Discount is Poland’s largest channel and is predicted to achieve a 30% share of the grocery market by 2020, according to Planet Retail data.
This highlights phenomenal growth for the leading players, almost doubling their slice of the pie from 16% since 2010.
With Biedronka in the driving seat, Poland is one of only two markets worldwide where a discounter is market leader, the other being Turkey.
And discount domination in Poland is growing, with Lidl expected to take second place from Auchan this year.
Founded in 1995, Biedronka was acquired by Portugal’s Jerónimo Martins in 1998 and its store portfolio has expanded from 579 to 2,667 in that time.
In 2007, Biedronka surpassed Metro Group’s Makro cash and carry format to become Poland’s market leader in terms of sales.
Not only has it maintained that position since, Biedronka has also consistently widened the gap between itself and its rivals, chiefly owing to significant organic growth since 2006.
Realising the fascia would soon approach its natural limit, Biedronka announced a target of 3,000 stores as its goal by 2017, while focus would transfer to improving like-for-like sales.
Sign of weakness
The modified strategy to refocus on quality rather than quantity in the form of store upgrades and better-located outlets – has been perceived by Lidl as a potential weakness.
The German grocer has decided that now is the time to put its rival under pressure, sparking a fierce price war.
Lidl fired the first salvo in August, handing shoppers who spent more than 100 Polish zloty (£20) a 20 zloty (£4) voucher to redeem on their next visit.
Biedronka responded by offering 25 zloty (£5) voucher on each purchase above 199 zloty (£40), before both retailers exchanged special promotions on selected private label products.

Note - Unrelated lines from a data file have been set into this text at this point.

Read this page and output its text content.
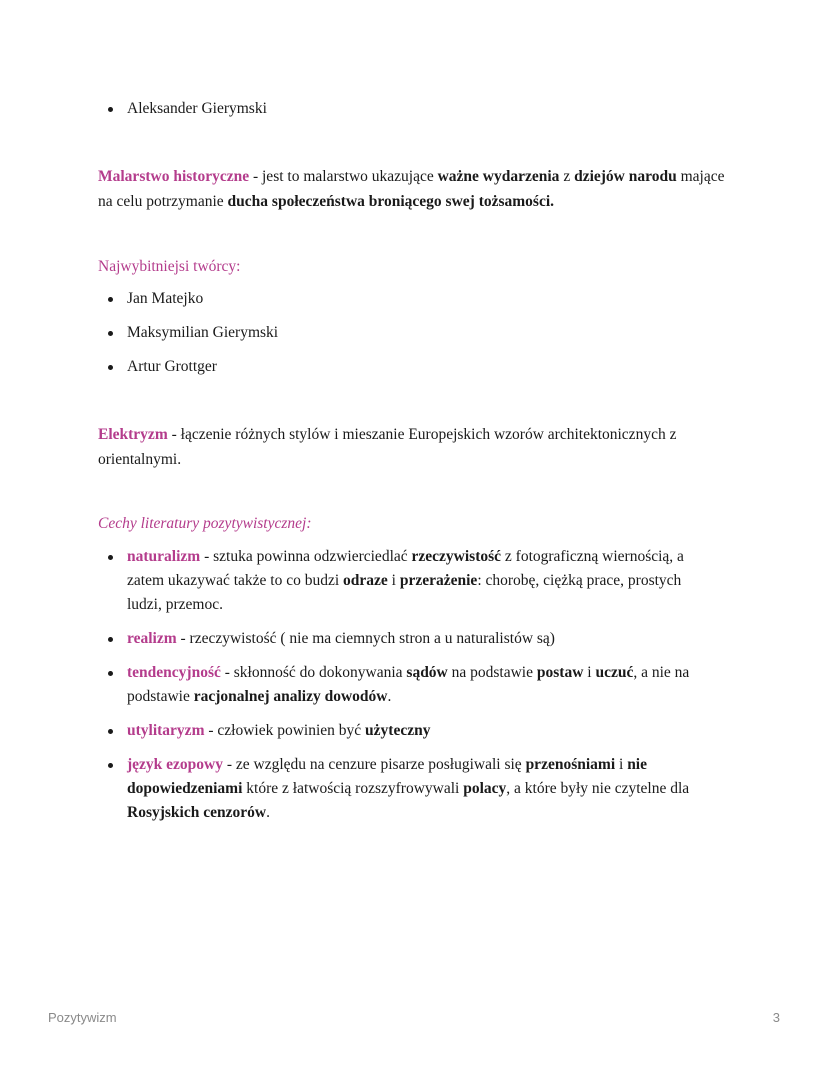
Aleksander Gierymski

Malarstwo historyczne - jest to malarstwo ukazujące ważne wydarzenia z dziejów narodu mające na celu potrzymanie ducha społeczeństwa broniącego swej tożsamości.

Najwybitniejsi twórcy:

Jan Matejko
Maksymilian Gierymski
Artur Grottger

Elektryzm - łączenie różnych stylów i mieszanie Europejskich wzorów architektonicznych z orientalnymi.

Cechy literatury pozytywistycznej:

naturalizm - sztuka powinna odzwierciedlać rzeczywistość z fotograficzną wiernością, a zatem ukazywać także to co budzi odraze i przerażenie: chorobę, ciężką prace, prostych ludzi, przemoc.
realizm - rzeczywistość ( nie ma ciemnych stron a u naturalistów są)
tendencyjność - skłonność do dokonywania sądów na podstawie postaw i uczuć, a nie na podstawie racjonalnej analizy dowodów.
utylitaryzm - człowiek powinien być użyteczny
język ezopowy - ze względu na cenzure pisarze posługiwali się przenośniami i nie dopowiedzeniami które z łatwością rozszyfrowywali polacy, a które były nie czytelne dla Rosyjskich cenzorów.
Pozytywizm	3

The Biedronka-Lidl battle has impacted other players in the market.
Earlier this month, Tesco – which has been struggling of late, challenged by the turbulence caused by the discounters – matched Lidl’s discount offer for four days in its hypermarkets.
Biedronka has been losing ground to Lidl over the past few years and is slowly reaching the natural limits of discounting.
The market leader is having to search hard for unexplored methods of attracting customers.
One idea it is pursuing is the introduction of a new loyalty card, a surprising move given that Polish customers are traditionally not enthusiastic about participating in such schemes.
Poland, ultimately, is developing into a case study for cut-throat grocery competition in small-format retail structures and operations in provincial or rural areas.
Learnings from here may be transferrable to other emerging markets around the world, including Russia, Asia and Latin America.
As Planet Retail surveys the Polish market, the feeling grows that this country is now telling us plenty about the next generation of emerging market grocery investment.